They get help from the helpers, or they are the helpers. And increasingly, these grass roots heroes seem to be organizing themselves in more formal ways, say researchers who have been studying them.
The folks at the Good Good Good newsletter were part of a team of sociologists, urban planning scholar and emergency management specialists who worked alongside eight civilian volunteer search-and-rescue groups from Louisiana and Texas between 2017 and 2022 during and after hurricanes.
Something has changed in the past few years. They wrote:
“Following the landfall of Hurricane Katrina in the Gulf Coast region of the US in 2005, boat owners from northern Louisiana convoyed to New Orleans and the surrounding areas to assist in search and rescue (SAR) operations—earning the moniker the “Cajun Navy”. Like most emergent groups have been conceptualized in the past, this group of volunteers dissolved after boat operations were completed.”
“In August 2016, the greater Baton Rouge, Louisiana, US area experienced catastrophic flooding.
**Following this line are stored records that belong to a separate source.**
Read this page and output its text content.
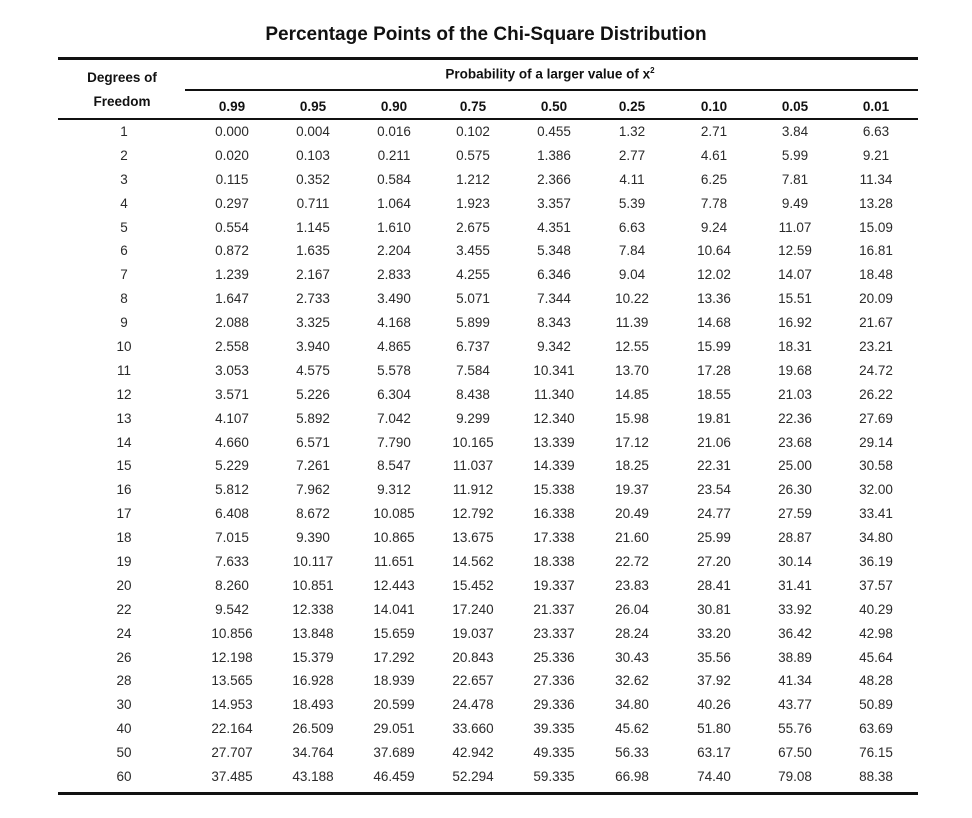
Percentage Points of the Chi-Square Distribution
Degrees of
Freedom
Probability of a larger value of $x^2$
0.99	0.95	0.90	0.75	0.50	0.25	0.10	0.05	0.01
1	0.000	0.004	0.016	0.102	0.455	1.32	2.71	3.84	6.63
2	0.020	0.103	0.211	0.575	1.386	2.77	4.61	5.99	9.21
3	0.115	0.352	0.584	1.212	2.366	4.11	6.25	7.81	11.34
4	0.297	0.711	1.064	1.923	3.357	5.39	7.78	9.49	13.28
5	0.554	1.145	1.610	2.675	4.351	6.63	9.24	11.07	15.09
6	0.872	1.635	2.204	3.455	5.348	7.84	10.64	12.59	16.81
7	1.239	2.167	2.833	4.255	6.346	9.04	12.02	14.07	18.48
8	1.647	2.733	3.490	5.071	7.344	10.22	13.36	15.51	20.09
9	2.088	3.325	4.168	5.899	8.343	11.39	14.68	16.92	21.67
10	2.558	3.940	4.865	6.737	9.342	12.55	15.99	18.31	23.21
11	3.053	4.575	5.578	7.584	10.341	13.70	17.28	19.68	24.72
12	3.571	5.226	6.304	8.438	11.340	14.85	18.55	21.03	26.22
13	4.107	5.892	7.042	9.299	12.340	15.98	19.81	22.36	27.69
14	4.660	6.571	7.790	10.165	13.339	17.12	21.06	23.68	29.14
15	5.229	7.261	8.547	11.037	14.339	18.25	22.31	25.00	30.58
16	5.812	7.962	9.312	11.912	15.338	19.37	23.54	26.30	32.00
17	6.408	8.672	10.085	12.792	16.338	20.49	24.77	27.59	33.41
18	7.015	9.390	10.865	13.675	17.338	21.60	25.99	28.87	34.80
19	7.633	10.117	11.651	14.562	18.338	22.72	27.20	30.14	36.19
20	8.260	10.851	12.443	15.452	19.337	23.83	28.41	31.41	37.57
22	9.542	12.338	14.041	17.240	21.337	26.04	30.81	33.92	40.29
24	10.856	13.848	15.659	19.037	23.337	28.24	33.20	36.42	42.98
26	12.198	15.379	17.292	20.843	25.336	30.43	35.56	38.89	45.64
28	13.565	16.928	18.939	22.657	27.336	32.62	37.92	41.34	48.28
30	14.953	18.493	20.599	24.478	29.336	34.80	40.26	43.77	50.89
40	22.164	26.509	29.051	33.660	39.335	45.62	51.80	55.76	63.69
50	27.707	34.764	37.689	42.942	49.335	56.33	63.17	67.50	76.15
60	37.485	43.188	46.459	52.294	59.335	66.98	74.40	79.08	88.38
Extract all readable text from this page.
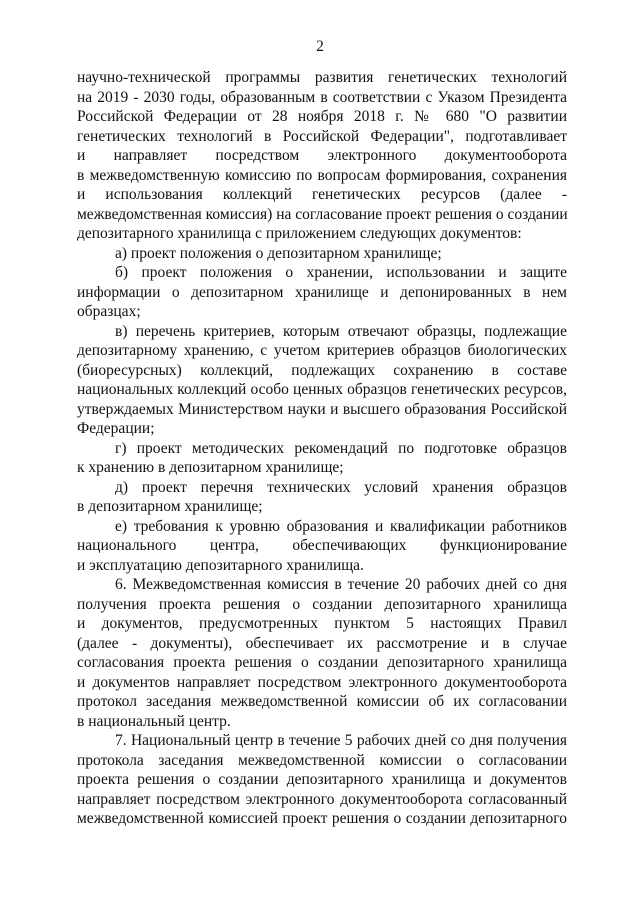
2
научно-технической программы развития генетических технологий
на 2019 - 2030 годы, образованным в соответствии с Указом Президента
Российской Федерации от 28 ноября 2018 г. № 680 "О развитии
генетических технологий в Российской Федерации", подготавливает
и направляет посредством электронного документооборота
в межведомственную комиссию по вопросам формирования, сохранения
и использования коллекций генетических ресурсов (далее -
межведомственная комиссия) на согласование проект решения о создании
депозитарного хранилища с приложением следующих документов:
а) проект положения о депозитарном хранилище;
б) проект положения о хранении, использовании и защите
информации о депозитарном хранилище и депонированных в нем
образцах;
в) перечень критериев, которым отвечают образцы, подлежащие
депозитарному хранению, с учетом критериев образцов биологических
(биоресурсных) коллекций, подлежащих сохранению в составе
национальных коллекций особо ценных образцов генетических ресурсов,
утверждаемых Министерством науки и высшего образования Российской
Федерации;
г) проект методических рекомендаций по подготовке образцов
к хранению в депозитарном хранилище;
д) проект перечня технических условий хранения образцов
в депозитарном хранилище;
е) требования к уровню образования и квалификации работников
национального центра, обеспечивающих функционирование
и эксплуатацию депозитарного хранилища.
6. Межведомственная комиссия в течение 20 рабочих дней со дня
получения проекта решения о создании депозитарного хранилища
и документов, предусмотренных пунктом 5 настоящих Правил
(далее - документы), обеспечивает их рассмотрение и в случае
согласования проекта решения о создании депозитарного хранилища
и документов направляет посредством электронного документооборота
протокол заседания межведомственной комиссии об их согласовании
в национальный центр.
7. Национальный центр в течение 5 рабочих дней со дня получения
протокола заседания межведомственной комиссии о согласовании
проекта решения о создании депозитарного хранилища и документов
направляет посредством электронного документооборота согласованный
межведомственной комиссией проект решения о создании депозитарного
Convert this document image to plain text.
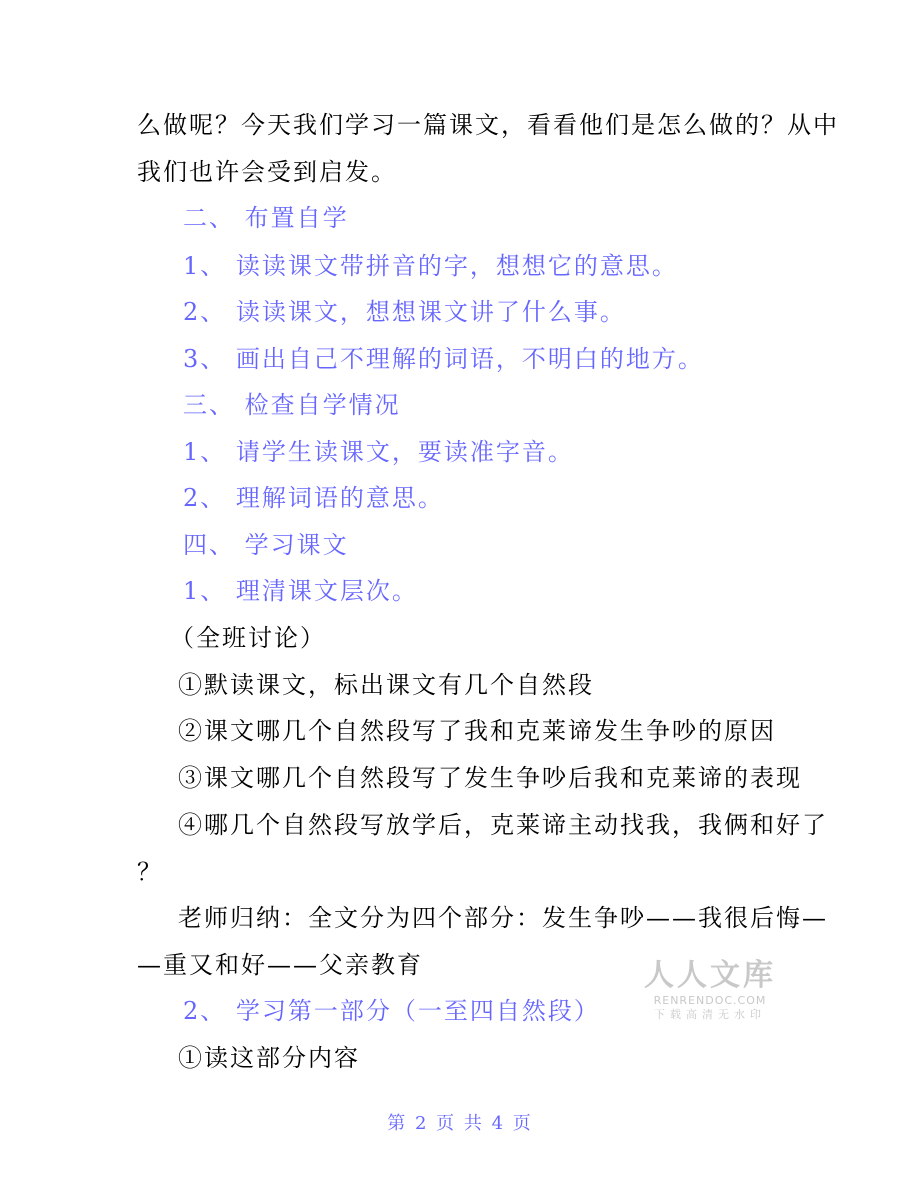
么做呢？今天我们学习一篇课文，看看他们是怎么做的？从中
我们也许会受到启发。
二、 布置自学
1、 读读课文带拼音的字，想想它的意思。
2、 读读课文，想想课文讲了什么事。
3、 画出自己不理解的词语，不明白的地方。
三、 检查自学情况
1、 请学生读课文，要读准字音。
2、 理解词语的意思。
四、 学习课文
1、 理清课文层次。
（全班讨论）
①默读课文，标出课文有几个自然段
②课文哪几个自然段写了我和克莱谛发生争吵的原因
③课文哪几个自然段写了发生争吵后我和克莱谛的表现
④哪几个自然段写放学后，克莱谛主动找我，我俩和好了
？
老师归纳：全文分为四个部分：发生争吵——我很后悔—
—重又和好——父亲教育
2、 学习第一部分（一至四自然段）
①读这部分内容
人人文库
RENRENDOC.COM
下载高清无水印
第 2 页 共 4 页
Similar to 2005, boaters gathered to make rescues under the popular Cajun Navy name. In this instance, however, volunteers began to formalize and create official organizations and non-profits that lasted beyond 2016. This diverges completely from the prior conceptualization of emergent groups and volunteerism.”
There is a difference between disaster and non-disaster volunteerism, the researchers said. But there hasn’t been a lot of research on the differing motivations of these folks.
“While we volunteered with these organizations, we observed them in action and interviewed their leaders and volunteers to learn why they were making the time and taking personal risks to save others,” said Good Good Good. “Many cited their personal values, expressed their need to belong to a group, and said it had helped them find a sense of purpose.”